Relay-Version: version B 2.10 5/3/83; site utzoo.UUCP
Posting-Version: version B 2.10 UW 5/3/83; site uw-beaver
Path: utzoo!watmath!clyde!burl!mgnetp!ihnp4!houxm!houxz!vax135!cornell!uw-beaver!laser-lovers
From: laser-lovers@uw-beaver (laser-lovers)
Newsgroups: fa.laser-lovers
Subject: Re: [US.ALAN%CU20B: Getting around X9700 error OS6910]
Message-ID: <1454@uw-beaver>
Date: Sun, 12-Aug-84 16:45:46 EDT
Article-I.D.: uw-beave.1454
Posted: Sun Aug 12 16:45:46 1984
Date-Received: Mon, 13-Aug-84 01:03:06 EDT
Sender: daemon@uw-beave
Organization: U of Washington Computer Science
Lines: 47

From: "J. Spencer Love" 
The complexity limits for a page in the x9700 can be outlined as
follows:

The entire page must fit in the CD buffer allocated for the purpose.
The memory allocation scheme is such that you can only depend on using
22000 characters although there are a few more and you may get lucky
depending on your record length.  (For comparison purposes, consider the
x9700 "4up" mode:  2 132x66 line printer pages on each side of the
paper.  That's 17424 characters per image assuming no overstrikes.)
Each record uses the number of data characters in the record plus some
overhead.

However, there is another limit:  the laser scans along the long axis of
the page, and there can be only a certain (I'm afraid that specifying
this exactly might be construed as violating the nondisclosure agreement
I signed) number of hits against the font memory in a given scan line.
Consequently, I recommend that you make characters which are 7 dots by
one dot, and orient the 7 dot axis with the long axis of the paper.
Then if your dots are at least 2x2 pixels in size you can at least cover
the whole 11 inches of the page.

With 2x2 pixels you can cover about 7 square inches, with 3x3 pixels you
can cover about 15 square inches, and with 4x4 pixels you can cover 27
square inches.  For this calculation I have ignored the per line
overhead.  Since there are 93.5 square inches on the page, judicious
placement of the image is required.  In addition, for sparse graphics,
some elementary data compression techniques can be used.  In your font,
in addition to the 128 graphic characters, you should have solid black
and solid white characters in a large number of width multiples (e.g.,
2x7, 3x7, 4x7, 5x7, 6x7, 7x7, 8x7, 16x7, 24x7, 32x7, 64x7 at a minimum).

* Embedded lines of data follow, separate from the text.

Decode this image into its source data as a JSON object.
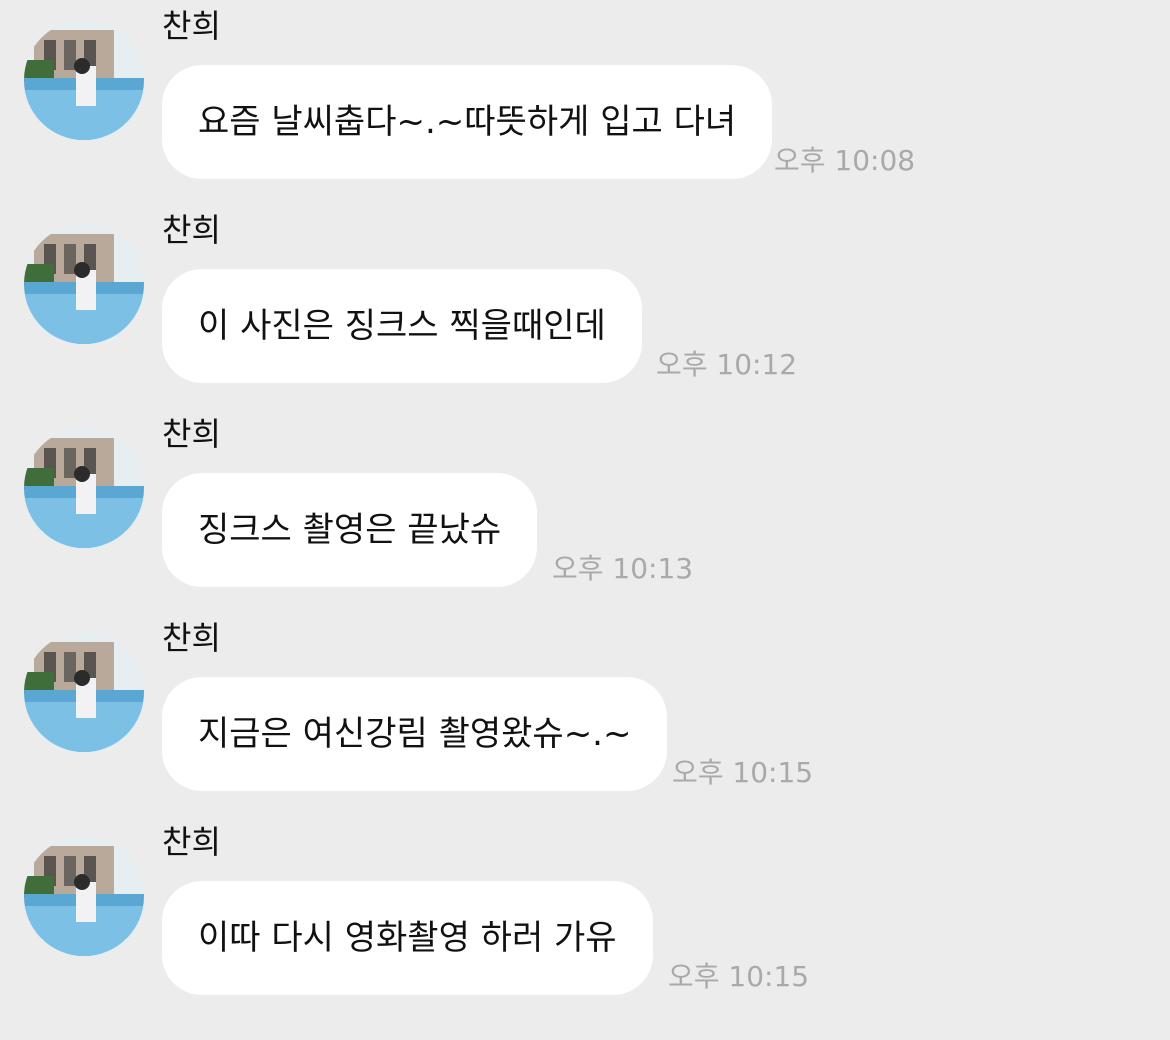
{
  "messages": [
    {
      "sender": "찬희",
      "text": "요즘 날씨춥다~.~따뜻하게 입고 다녀",
      "time": "오후 10:08"
    },
    {
      "sender": "찬희",
      "text": "이 사진은 징크스 찍을때인데",
      "time": "오후 10:12"
    },
    {
      "sender": "찬희",
      "text": "징크스 촬영은 끝났슈",
      "time": "오후 10:13"
    },
    {
      "sender": "찬희",
      "text": "지금은 여신강림 촬영왔슈~.~",
      "time": "오후 10:15"
    },
    {
      "sender": "찬희",
      "text": "이따 다시 영화촬영 하러 가유",
      "time": "오후 10:15"
    }
  ],
  "colors": {
    "background": "#ececec",
    "bubble": "#ffffff",
    "time": "#a9a9a9",
    "pool": "#5aa7d4"
  },
  "icons": {
    "avatar": "profile-photo-pool"
  }
}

In order to use the data compression scheme outlined above, and to
minimize the effect of the per line overhead, I recommend that portrait
mode characters be used.  For dots that are at least 2x2, you shouldn't
run into the various other limitations than record size and page buffer
size.  For dots that are at least 3x3, the record size limit (150) won't
affect you in landscape mode.

I realize that using characters which are 7 dots tall and one dot wide
(in portrait mode) makes the programming a little wierd.  I think that
you'll find that you get the best results that way.  If you want to
experiment more with data compression, I suggest that you consider
edges:  In addition to solid white and black, there are 12 possible
characters that consist of 2 regions, one white and one black.  Throw in
a few of these in width multiples as well.  After all, the font can
contain 112 data compression characters.